Our survey of many distributed computing infrastructures has touched on many systems that differ on many systems implementation dimensions:

What scale of deployment is supported?
How much data is transferred per message?
Which entities perform scheduling decisions?
How often must one job wait for another?
What kind of consistency is required?
How is fault tolerance ensured?
How much memory is required?
How much stable storage is required?
How fast is network communication?
How is memory and storage reclaimed?

How can we compare these systems or understand these systems in a concrete way without deploying them? How can we play with their parameters for problems and explore possible combinations?

Simulators

One common approach to questions like these is to build a simulator. A simulator aims to estimate the behavior of a system on a specific problem.
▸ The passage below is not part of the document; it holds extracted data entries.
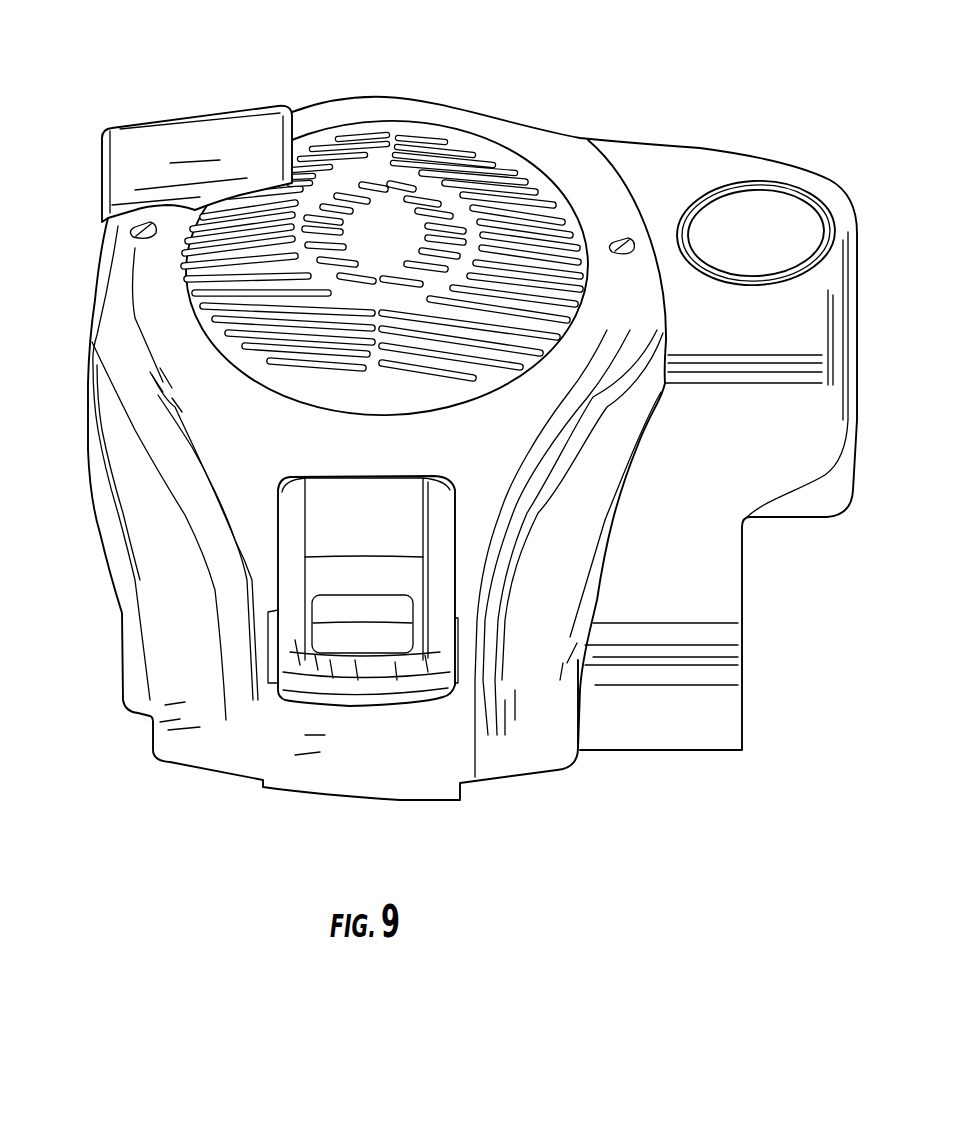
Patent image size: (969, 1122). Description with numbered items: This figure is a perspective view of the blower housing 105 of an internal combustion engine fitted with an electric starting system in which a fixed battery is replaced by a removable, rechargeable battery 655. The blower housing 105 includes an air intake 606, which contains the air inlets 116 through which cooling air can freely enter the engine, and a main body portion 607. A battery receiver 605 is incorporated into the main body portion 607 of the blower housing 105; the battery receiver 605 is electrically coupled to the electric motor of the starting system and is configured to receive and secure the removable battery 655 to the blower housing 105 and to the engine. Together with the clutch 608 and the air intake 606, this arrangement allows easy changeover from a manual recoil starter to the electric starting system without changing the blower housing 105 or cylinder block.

The blower housing 105 is at (158, 373).
The air inlets 116 is at (543, 192).
The battery receiver 605 is at (275, 552).
The air intake 606 is at (388, 122).
The main body portion 607 is at (675, 167).
The clutch 608 is at (222, 534).
The removable battery 655 is at (345, 607).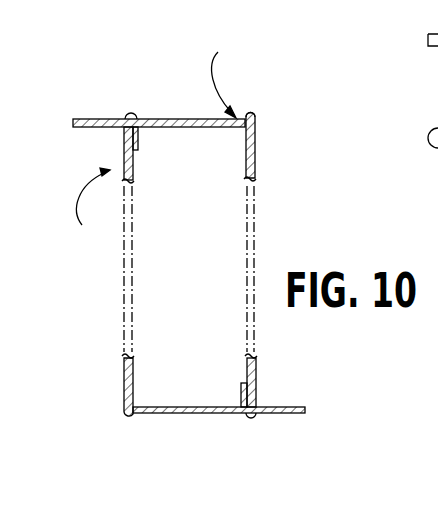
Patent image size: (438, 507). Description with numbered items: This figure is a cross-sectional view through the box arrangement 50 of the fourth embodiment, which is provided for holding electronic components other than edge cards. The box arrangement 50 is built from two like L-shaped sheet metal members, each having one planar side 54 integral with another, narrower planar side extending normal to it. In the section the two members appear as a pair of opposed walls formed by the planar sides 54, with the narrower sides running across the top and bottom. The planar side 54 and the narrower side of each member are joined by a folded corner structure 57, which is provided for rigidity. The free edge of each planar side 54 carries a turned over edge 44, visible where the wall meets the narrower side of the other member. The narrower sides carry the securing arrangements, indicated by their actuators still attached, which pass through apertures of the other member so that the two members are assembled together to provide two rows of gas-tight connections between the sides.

The turned over edge 44 is at (138, 138).
The box arrangement 50 is at (158, 143).
The planar side 54 is at (256, 133).
The folded corner structure 57 is at (256, 112).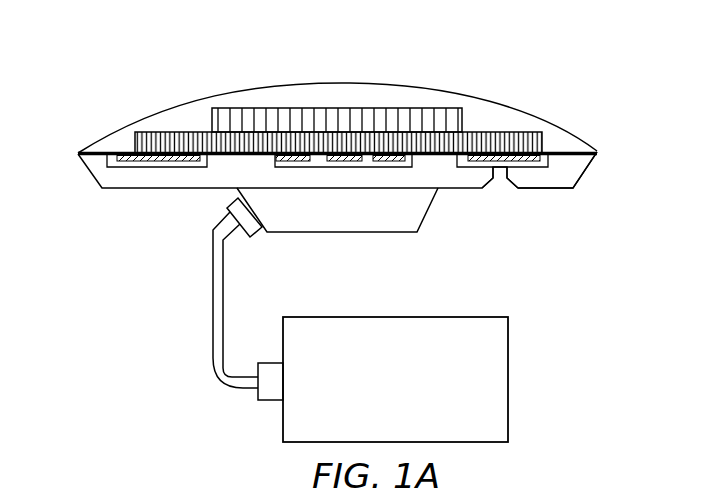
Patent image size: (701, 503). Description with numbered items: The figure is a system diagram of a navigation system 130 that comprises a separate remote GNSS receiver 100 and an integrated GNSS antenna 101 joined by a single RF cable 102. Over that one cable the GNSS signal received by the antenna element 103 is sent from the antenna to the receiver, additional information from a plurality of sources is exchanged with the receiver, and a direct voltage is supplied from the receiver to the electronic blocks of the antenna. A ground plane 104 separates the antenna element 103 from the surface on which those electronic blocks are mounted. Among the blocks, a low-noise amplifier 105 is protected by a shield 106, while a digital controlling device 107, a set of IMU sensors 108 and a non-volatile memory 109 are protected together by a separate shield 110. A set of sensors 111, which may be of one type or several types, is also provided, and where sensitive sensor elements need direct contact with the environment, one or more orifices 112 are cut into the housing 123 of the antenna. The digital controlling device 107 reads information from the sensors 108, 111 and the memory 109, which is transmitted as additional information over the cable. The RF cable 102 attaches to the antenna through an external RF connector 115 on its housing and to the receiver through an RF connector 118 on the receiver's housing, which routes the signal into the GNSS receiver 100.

The remote GNSS receiver 100 is at (510, 374).
The integrated GNSS antenna 101 is at (207, 168).
The RF cable 102 is at (212, 318).
The antenna element 103 is at (198, 131).
The ground plane 104 is at (93, 155).
The low-noise amplifier (LNA) 105 is at (107, 158).
The shield 106 is at (133, 168).
The digital controlling device 107 is at (277, 158).
The IMU sensors 108 is at (335, 157).
The non-volatile memory 109 is at (383, 158).
The shield 110 is at (400, 168).
The set of sensors 111 is at (495, 157).
The orifices 112 is at (500, 180).
The external RF connector 115 is at (248, 236).
The RF connector 118 is at (265, 362).
The housing 123 is at (563, 189).
The navigation system 130 is at (470, 68).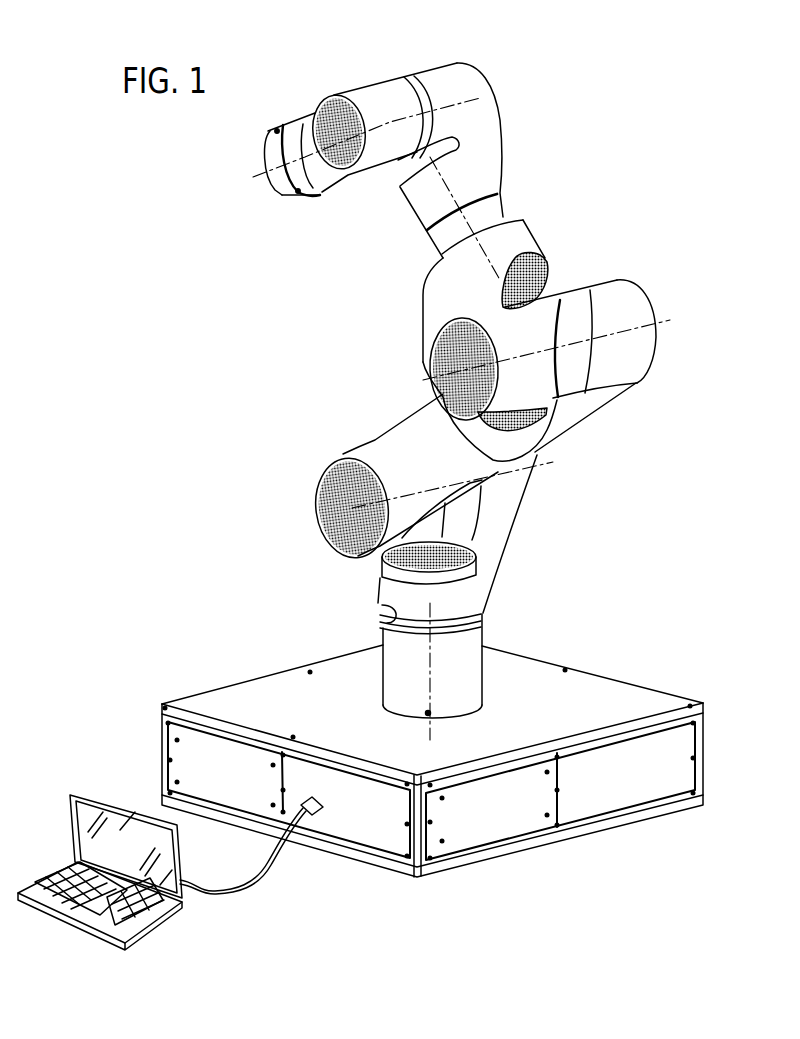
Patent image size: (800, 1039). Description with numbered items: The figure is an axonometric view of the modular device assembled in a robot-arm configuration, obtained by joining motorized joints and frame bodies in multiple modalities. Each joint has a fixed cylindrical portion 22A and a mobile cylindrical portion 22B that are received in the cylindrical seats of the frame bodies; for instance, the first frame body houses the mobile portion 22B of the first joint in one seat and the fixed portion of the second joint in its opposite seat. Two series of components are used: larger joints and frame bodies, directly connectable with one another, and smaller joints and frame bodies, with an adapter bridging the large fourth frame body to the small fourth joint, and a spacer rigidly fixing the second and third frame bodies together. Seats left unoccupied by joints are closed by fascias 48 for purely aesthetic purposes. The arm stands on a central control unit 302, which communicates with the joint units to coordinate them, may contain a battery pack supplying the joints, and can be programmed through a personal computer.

The central control unit 302 is at (230, 699).
The fixed cylindrical portion 22A is at (465, 700).
The mobile cylindrical portion 22B is at (380, 604).
The fascia 48 is at (336, 166).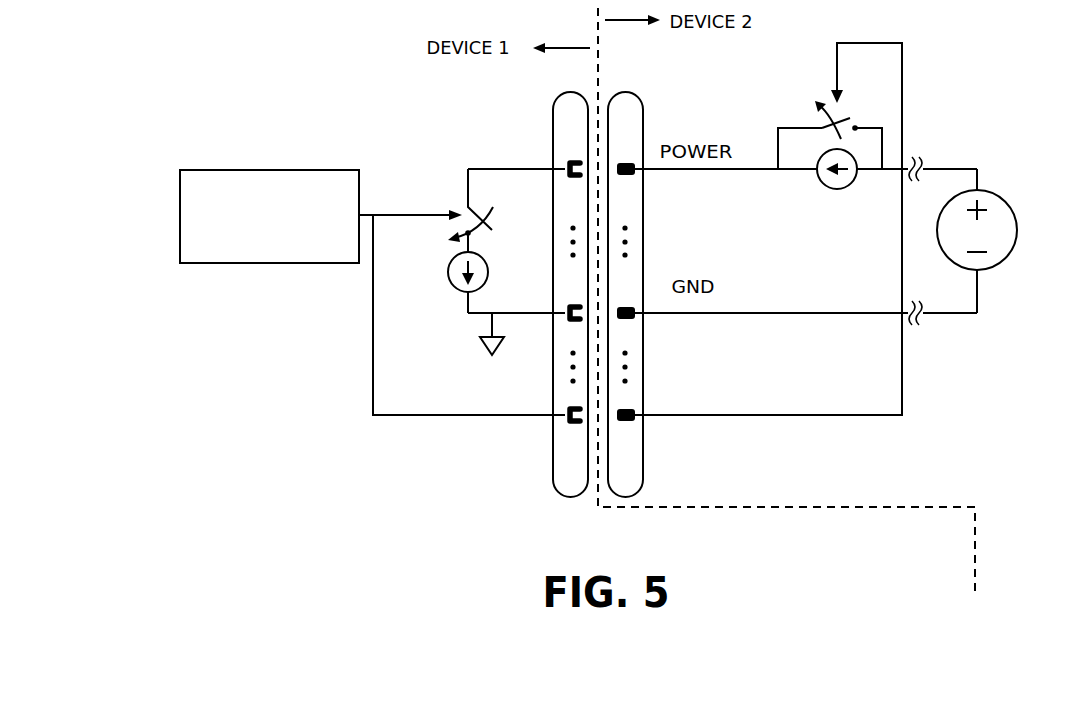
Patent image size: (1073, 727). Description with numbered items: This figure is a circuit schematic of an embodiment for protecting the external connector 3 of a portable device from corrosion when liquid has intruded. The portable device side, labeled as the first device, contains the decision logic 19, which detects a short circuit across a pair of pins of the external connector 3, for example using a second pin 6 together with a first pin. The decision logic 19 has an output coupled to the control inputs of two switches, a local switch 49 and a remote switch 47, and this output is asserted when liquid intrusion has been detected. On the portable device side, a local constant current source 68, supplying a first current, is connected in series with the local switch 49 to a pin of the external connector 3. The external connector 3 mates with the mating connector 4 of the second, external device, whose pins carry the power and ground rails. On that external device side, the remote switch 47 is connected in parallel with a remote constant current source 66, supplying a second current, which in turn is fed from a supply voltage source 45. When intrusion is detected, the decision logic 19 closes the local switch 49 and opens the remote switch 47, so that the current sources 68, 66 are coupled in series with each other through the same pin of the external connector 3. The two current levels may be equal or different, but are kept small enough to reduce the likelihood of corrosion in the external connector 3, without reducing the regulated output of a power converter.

The decision logic 19 is at (331, 170).
The external connector 3 is at (553, 100).
The mating connector 4 is at (645, 96).
The second pin 6 is at (578, 160).
The local switch 49 is at (482, 206).
The local constant current source 68 is at (450, 282).
The remote switch 47 is at (820, 120).
The remote constant current source 66 is at (820, 174).
The voltage source Vcc 45 is at (1005, 263).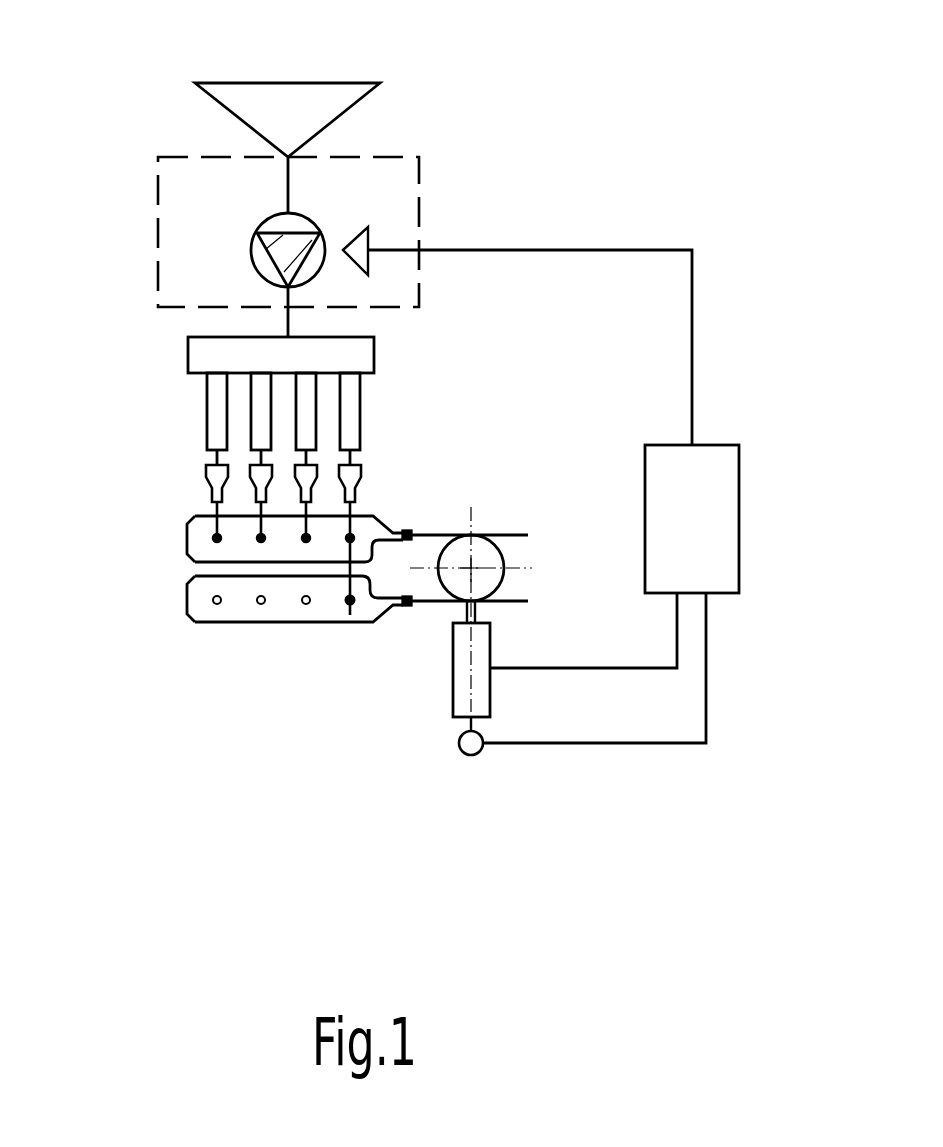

There are many kinds of simulator. You may be familiar with the “cycle-accurate” simulators common in the architecture world. These simulators aim to exactly model a system like a processor; they can be pretty precise, but are far slower than the systems they model. For this problem we instead want a discrete event simulator that models high-level behavior one event at a time. Such a simulator might, for example, model a network as an all-to-all communication fabrid that can support transfers of up to a specific bandwidth. When a simulated node begins a transfer of size N bytes, the simulator would guess that the transfer ended N/bandwidth seconds later. Discrete event simulators are not precise, but they can be very useful for comparing deployment ideas to within an order of magnitude.

An example paper that uses an event-driven simulator to explore TensorFlow partitioning and scheduling

Phase 1: Design

In Phase 1 of this project, please meet in groups to produce a tentative high-level design for a distributed computing infrastructure simulator.

That’s an extremely open-ended question, of course. We want to keep the question open ended, but here are some goals for your simulator.

Your simulator should support the specification of different communication patterns.
1. Your simulator should support the modeling of MapReduce computation patterns.
2. If given parameters that represent the Grep and Sort tasks from the MapReduce paper (§5.2–5.3), your simulator should also find that the Grep task completes much faster than the Sort task (~10x).
3. Your simulator should support at least one other kind of computation pattern—for example, the Spark PageRank computation, or a Dask blocked-array computation.
Your simulator should have enough detail to model some of the features of clusters that we have read about, such as:
- Stragglers.
- Failures and failure recovery.
- Memory limitations.
- Heterogeneous hardware.
- Network bandwidth limitations (i.e., a connection, or the network as a whole, has limited capacity).
- Host bandwidth limitations (i.e., a host has limited network capacity).
- Collocated storage.

It would be extremely easy to overbuild a simulator. Simulators don’t have to be complicated or precise to be useful. We want these simulators to help us understand distributed computation patterns in a more concrete way, and to help us play.

We’ll discuss our designs on Wednesday, February 16, then start implementing them!